"It has been documented that the University of Arizona's utility tunnels served as esoteric and connubial classrooms, where the learning experience was extensive, but students received no credit."
A University of Arizona professor said the above. But the documentation, if it exists at all, has been elusive. The first of the utility tunnels was built in 1931; Buildings and Grounds designed it. Roy Place designed a number of others, as did Lew. Costs have varied. The tunnels carry electricity lines, telephone lines, heating conduits and in some cases, water lines. They run from building to building and their inlets to the buildings are in the basements of the structures. Access by persons wanting to make repairs or to use them for extra-curricular campus activities is simple.
The first tunnels were built by Clinton Campbell, of Phoenix, at a total cost of $49,275. Records do not show whether the cost of the first tunnels came from a single appropriation from the state Legislature, but usually, the expense of the tunnels came from buildings and grounds funds or from a single appropriation for the building concerned.
Buildings and Grounds – or Physical Resources as the department is now known – could use money left over from construction for capital improvements without special authorization from the Legislature. During World War II, the tunnels were designated as bomb shelters and food and water were kept in them.

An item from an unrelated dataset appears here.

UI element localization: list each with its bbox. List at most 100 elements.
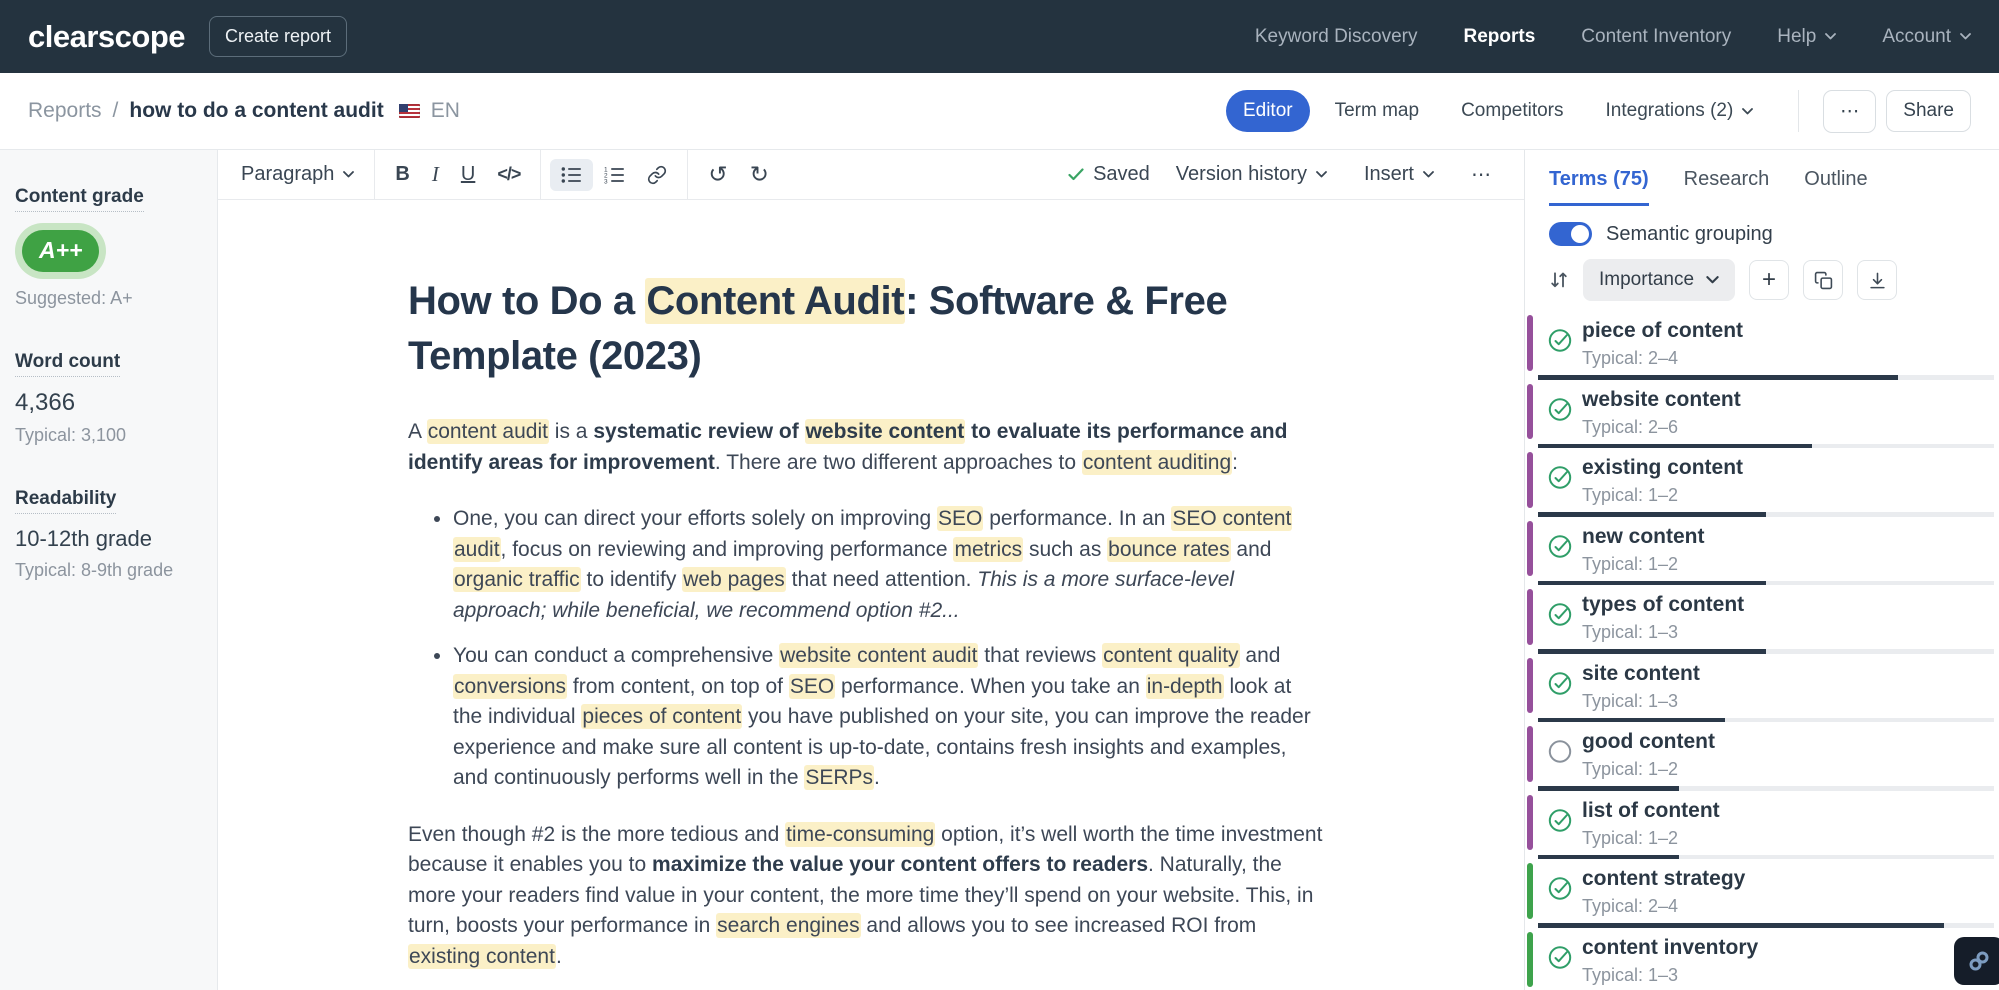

Fatal accidents have been few in UA campus construction, but during the building of the Auditorium and the State Museum, a fatality did occur. Two men, according to Lew Place, were doing some electrical work in a connecting tunnel. "Roy Place went there to take a look at it, along with Bill Bray, when one of the men came running out of the tunnel. He ran right through the end of the tunnel and was gone. The other man, it was discovered, had been electrocuted. No one on the job ever saw the man who ran again."
The tunnels were also used for girl-watching. At one time, a girls' shower room was located in the basement, so the story goes, and a grill covered the entrance to the tunnel. Girl-watchers would stand within the tunnel and watch the girls through the grill.
And they were used by male and female students. The professor who came up with the quote said, "They were the sources of some shot-gun weddings."